Figure 3. siRNAs targeting IDH1.

(A) The relative expression levels of the target gene: IDH1. Two good siRNAs (-G-) and three bad siRNAs (-B-) are designed to target the IDH1 gene; all of them decrease the target gene expression by about 50%. (B–E) The relative expression levels of off-target genes predicted by Picky. Different subfigures correspond to different off-target genes that are associated with different siRNAs respectively. All expression levels are calibrated to the negative transfection controls (Neg: dark grey bars). The light grey bars correspond to treatments with siRNAs except the one with off-target effect predicted by Picky. A test was performed for significant reduction of gene expression by the siRNA with predicted off-target effect compared with other siRNAs. If p-value <0.05, the treatment using siRNA with the predicted off-target effect is red and labelled by *. Otherwise, it is pink. Remarkably, MAPK10, the predicted off-target gene of IDH1-B-design-3, has about 40% reduction in expression level by IDH1-B-deisgn-3.
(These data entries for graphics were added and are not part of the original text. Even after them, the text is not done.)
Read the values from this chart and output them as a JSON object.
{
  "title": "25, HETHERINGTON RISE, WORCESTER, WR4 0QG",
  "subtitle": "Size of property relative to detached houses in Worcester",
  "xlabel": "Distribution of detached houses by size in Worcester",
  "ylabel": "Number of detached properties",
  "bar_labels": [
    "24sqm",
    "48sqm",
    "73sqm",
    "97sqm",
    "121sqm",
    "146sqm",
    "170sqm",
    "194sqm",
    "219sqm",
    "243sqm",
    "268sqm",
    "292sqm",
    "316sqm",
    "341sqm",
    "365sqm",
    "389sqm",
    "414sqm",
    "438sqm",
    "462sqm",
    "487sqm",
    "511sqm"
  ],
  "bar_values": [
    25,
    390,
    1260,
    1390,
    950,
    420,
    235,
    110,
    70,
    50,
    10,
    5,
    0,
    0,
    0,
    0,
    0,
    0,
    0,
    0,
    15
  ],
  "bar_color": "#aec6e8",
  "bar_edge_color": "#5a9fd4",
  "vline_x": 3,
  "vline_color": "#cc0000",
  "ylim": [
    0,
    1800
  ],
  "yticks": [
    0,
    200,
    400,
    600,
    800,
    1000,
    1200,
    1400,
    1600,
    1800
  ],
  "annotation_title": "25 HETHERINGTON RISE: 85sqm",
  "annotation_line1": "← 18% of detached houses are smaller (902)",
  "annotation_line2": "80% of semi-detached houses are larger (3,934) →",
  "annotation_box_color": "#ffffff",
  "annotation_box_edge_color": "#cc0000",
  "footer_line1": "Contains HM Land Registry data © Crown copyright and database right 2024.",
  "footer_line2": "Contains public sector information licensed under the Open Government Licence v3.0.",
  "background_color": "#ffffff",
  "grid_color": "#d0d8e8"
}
Figure 4. siRNAs targeting ITPR2.

(A) The relative expression levels of the target gene: ITPR2. Two good siRNAs (-G-) and two bad siRNAs (-B-) are designed to target the ITPR2 gene. Most of them can reduce the target gene expression level to below 50%. (B–F) The relative expression levels of off-target genes predicted by Picky. Different subfigures correspond to different off-target genes that are associated with different siRNAs respectively. All expression levels are calibrated to the negative transfection controls (Neg: dark grey bars). The light grey bars correspond to treatments with siRNAs except the one with off-target effect predicted by Picky. A test was performed for significant reduction of gene expression by the siRNA with predicted off-target effect compared with other siRNAs. If p-value <0.05, the treatment using siRNA with the predicted off-target effect is red and labelled by *. Otherwise, it is pink. Remarkably, the expression level of UBE2R2 was reduced by 60% by ITPR2-B-design.
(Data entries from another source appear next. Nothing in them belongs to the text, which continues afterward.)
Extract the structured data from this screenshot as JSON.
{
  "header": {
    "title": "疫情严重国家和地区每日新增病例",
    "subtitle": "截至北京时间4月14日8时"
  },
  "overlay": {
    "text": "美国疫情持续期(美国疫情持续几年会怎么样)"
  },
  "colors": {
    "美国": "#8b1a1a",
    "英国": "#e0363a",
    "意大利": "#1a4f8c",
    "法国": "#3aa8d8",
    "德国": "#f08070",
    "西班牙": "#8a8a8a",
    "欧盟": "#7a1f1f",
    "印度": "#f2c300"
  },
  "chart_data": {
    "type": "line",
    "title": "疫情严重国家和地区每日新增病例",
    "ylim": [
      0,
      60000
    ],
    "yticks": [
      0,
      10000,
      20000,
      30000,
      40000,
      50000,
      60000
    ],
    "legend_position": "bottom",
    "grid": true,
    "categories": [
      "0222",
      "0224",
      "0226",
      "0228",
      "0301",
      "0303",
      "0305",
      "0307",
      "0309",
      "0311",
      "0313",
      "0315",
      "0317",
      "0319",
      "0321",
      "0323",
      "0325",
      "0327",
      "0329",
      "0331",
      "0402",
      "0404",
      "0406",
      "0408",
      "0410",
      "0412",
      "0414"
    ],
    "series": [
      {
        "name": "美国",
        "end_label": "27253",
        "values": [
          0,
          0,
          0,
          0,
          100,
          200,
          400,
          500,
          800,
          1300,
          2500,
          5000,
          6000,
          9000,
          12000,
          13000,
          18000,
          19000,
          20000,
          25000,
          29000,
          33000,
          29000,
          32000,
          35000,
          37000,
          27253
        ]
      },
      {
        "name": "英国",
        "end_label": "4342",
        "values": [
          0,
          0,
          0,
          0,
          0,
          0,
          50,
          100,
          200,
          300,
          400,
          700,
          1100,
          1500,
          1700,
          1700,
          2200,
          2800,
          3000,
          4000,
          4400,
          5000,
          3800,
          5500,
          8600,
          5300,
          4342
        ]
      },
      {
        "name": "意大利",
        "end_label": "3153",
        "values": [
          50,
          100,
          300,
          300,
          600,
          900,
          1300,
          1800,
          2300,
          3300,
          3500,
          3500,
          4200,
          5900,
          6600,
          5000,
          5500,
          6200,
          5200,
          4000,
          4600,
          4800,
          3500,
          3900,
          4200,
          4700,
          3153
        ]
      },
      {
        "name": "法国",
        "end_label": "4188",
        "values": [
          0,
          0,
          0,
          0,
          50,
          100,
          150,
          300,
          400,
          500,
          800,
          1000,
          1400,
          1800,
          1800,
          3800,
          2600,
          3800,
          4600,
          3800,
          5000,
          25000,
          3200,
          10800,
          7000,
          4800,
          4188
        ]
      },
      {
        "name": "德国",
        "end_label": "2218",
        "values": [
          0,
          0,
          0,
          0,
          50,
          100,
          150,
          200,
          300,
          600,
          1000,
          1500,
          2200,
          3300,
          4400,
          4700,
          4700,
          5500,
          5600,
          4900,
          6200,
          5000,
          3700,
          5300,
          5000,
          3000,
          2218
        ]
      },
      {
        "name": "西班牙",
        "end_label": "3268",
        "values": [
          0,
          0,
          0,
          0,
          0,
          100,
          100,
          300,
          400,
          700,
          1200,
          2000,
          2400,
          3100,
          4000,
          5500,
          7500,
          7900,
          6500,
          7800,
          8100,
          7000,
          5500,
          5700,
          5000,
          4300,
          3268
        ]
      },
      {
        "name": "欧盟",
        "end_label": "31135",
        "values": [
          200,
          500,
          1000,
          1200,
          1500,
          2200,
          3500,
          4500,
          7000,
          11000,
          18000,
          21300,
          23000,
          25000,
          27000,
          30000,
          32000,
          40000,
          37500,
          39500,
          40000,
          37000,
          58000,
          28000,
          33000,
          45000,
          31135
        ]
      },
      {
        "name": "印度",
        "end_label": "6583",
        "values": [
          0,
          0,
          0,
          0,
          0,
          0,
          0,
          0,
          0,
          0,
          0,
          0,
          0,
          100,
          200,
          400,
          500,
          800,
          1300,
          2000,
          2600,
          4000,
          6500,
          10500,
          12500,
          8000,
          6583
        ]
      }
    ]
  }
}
Figure 5. siRNAs targeting TRIM28.

(A) The relative expression levels of the target gene: TRIM28. Two good siRNAs (-G-) and two bad siRNAs (-B-) are designed to target the TRIM28 gene. All of them reduce the target gene expression level. (B–D) The relative expression levels of off-target genes predicted by Picky. Different subfigures correspond to different off-target genes that are associated with different siRNAs respectively. All expression levels are calibrated to the negative transfection controls (Neg: dark grey bars). The light grey bars correspond to treatments with siRNAs except the one with off-target effect predicted by Picky. A test was performed for significant reduction of gene expression by the siRNA with predicted off-target effect compared with other siRNAs. If p-value <0.05, the treatment using siRNA with the predicted off-target effect is red and labelled by *. Otherwise, it is pink.
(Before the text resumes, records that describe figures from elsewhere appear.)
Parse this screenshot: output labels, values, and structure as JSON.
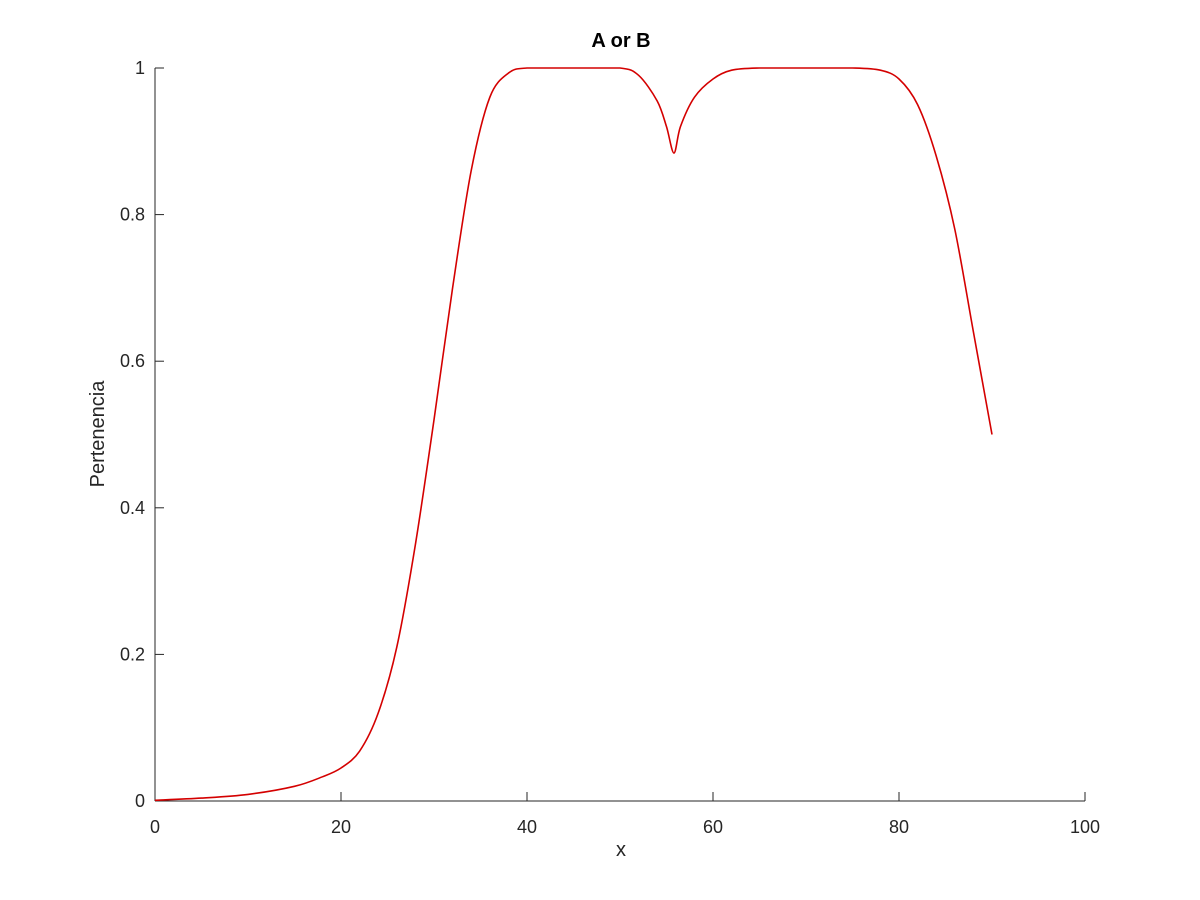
{
  "chart_data": {
    "type": "line",
    "title": "A or B",
    "xlabel": "x",
    "ylabel": "Pertenencia",
    "xlim": [
      0,
      100
    ],
    "ylim": [
      0,
      1
    ],
    "x_ticks": [
      0,
      20,
      40,
      60,
      80,
      100
    ],
    "x_tick_labels": [
      "0",
      "20",
      "40",
      "60",
      "80",
      "100"
    ],
    "y_ticks": [
      0,
      0.2,
      0.4,
      0.6,
      0.8,
      1
    ],
    "y_tick_labels": [
      "0",
      "0.2",
      "0.4",
      "0.6",
      "0.8",
      "1"
    ],
    "grid": false,
    "series": [
      {
        "color": "#d40000",
        "x": [
          0,
          5,
          10,
          15,
          18,
          20,
          22,
          24,
          26,
          28,
          30,
          32,
          34,
          36,
          38,
          40,
          45,
          50,
          52,
          54,
          55,
          55.8,
          56.5,
          58,
          60,
          62,
          65,
          70,
          75,
          78,
          80,
          82,
          84,
          86,
          88,
          90
        ],
        "values": [
          0.001,
          0.004,
          0.009,
          0.02,
          0.033,
          0.045,
          0.068,
          0.12,
          0.21,
          0.35,
          0.52,
          0.7,
          0.86,
          0.96,
          0.993,
          1.0,
          1.0,
          1.0,
          0.99,
          0.955,
          0.92,
          0.884,
          0.92,
          0.96,
          0.985,
          0.997,
          1.0,
          1.0,
          1.0,
          0.997,
          0.985,
          0.95,
          0.88,
          0.78,
          0.64,
          0.5
        ]
      }
    ]
  }
}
Figure 6. Commercial siRNAs.

(A–C) 18 commercial siRNAs are purchased from Sigma (MISSION siRNA) and IDT (TriFECTa Kit) to target the same genes IDH1, ITPR2 and TRIM28. The commercial siRNA potency on target genes is mostly comparable to that of our siRNAs. (D–H) The relative expression levels of predicted off-target genes in different Sigma siRNA treated cells (IDT siRNAs are not included in off-target analyses). All expression levels are calibrated to the negative transfection controls (Neg: dark grey bars). The light grey bars correspond to treatments with siRNAs except the one with off-target effect predicted by Picky. A test was performed for significant reduction of gene expression by the siRNA with predicted off-target effect compared with other siRNAs. If p-value <0.05, the treatment using siRNA with the predicted off-target effect is red and labelled by *. Otherwise, it is pink. The SOGA1 off-target gene is significantly reduced by TRIM28-2 (Sigma).